Simulakra: Jebakan Mahasiswa

Gambar Ilustrasi 


Didalam kehidupan kampus terdapat kisah suka maupun duka. Dari suka dan duka mendapat banyak hal yang tak terlupakan. Kisah tiga mahasiswa yang sedang bertarung di kampus. Kisah ini berjudul "Simulakra: Jebakan Mahasiswa"

Di tengah kota kecil, berdirilah sebuah kampus yang tak  megah, namun penuh dengan hiruk-pikuk kepentingan yang diam-diam saling bertarung. Kampus ini, dalam sederhananya, seperti sebuah ruang simulakra, tempat di mana realitas dan kepalsuan bercampur dan tak lagi dapat dibedakan. Bukan bangunannya yang tampak besar, tapi bayangan konflik yang dibuat seolah nyata, dan aktor-aktornya berperan demi melanggengkan hierarki simbolik yang hanya ilusi.

Di sinilah Paijo, Slamet, dan Sugeng berada. Mereka bertiga, tak jauh beda dari mahasiswa lainnya, terjebak dalam permainan simbolik yang melekat di setiap dinding, setiap forum, dan setiap tindakan. Paijo, dengan hasrat besarnya akan perubahan, mencoba memahami struktur kampus ini melalui organisasi mahasiswa. Ia pernah berpikir bahwa organisasi adalah jalan menuju perubahan.

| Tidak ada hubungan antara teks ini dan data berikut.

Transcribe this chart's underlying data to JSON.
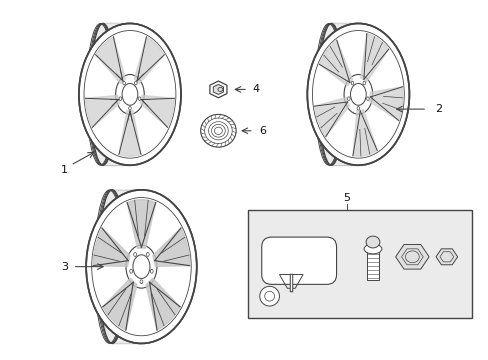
{
  "bg_color": "#ffffff",
  "fig_width": 4.89,
  "fig_height": 3.6,
  "dpi": 100,
  "arrow_color": "#444444",
  "line_color": "#444444",
  "spoke_fill": "#d8d8d8",
  "dark_fill": "#b0b0b0"
}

Namun, semakin lama ia terlibat, semakin ia menyadari bahwa struktur tersebut bukanlah struktur nyata yang mendukung pendidikan atau kesejahteraan mahasiswa; itu hanya tiruan dari birokrasi besar yang lebih kuat, yang bekerja dengan logika bayangan.

Mereka bertiga berdiskusi di ruang perpustakaan yang sunyi. 
"Ini bukan lagi soal aspirasi atau cita-cita mahasiswa," gumam Paijo pada mereka. 
 "Ini soal bagaimana kita membangun bayangan, ilusi tentang ‘kemajuan’ dan ‘perjuangan’ yang tak pernah benar-benar dimaksudkan untuk diwujudkan." Balas Slamet

Slamet, yang memandang dunia kampus dari sisi sinis, melihat apa yang disebut organisasi mahasiswa ini sebagai perangkat yang menciptakan realitas palsu, realitas yang dikonstruksi demi melanggengkan kekuasaan mereka yang sudah berada di atas.
“Jo, yang kau lihat bukanlah kenyataan. Yang kau lihat hanyalah pencitraan yang mereka bangun dari narasi ‘kemahasiswaan.’ Seperti halnya dalam simulakra, nilai yang mereka ciptakan bukan berasal dari kebutuhan nyata kita, tapi dari penggambaran, dari simbol-simbol kosong yang tak berakar pada realitas,” kata Slamet.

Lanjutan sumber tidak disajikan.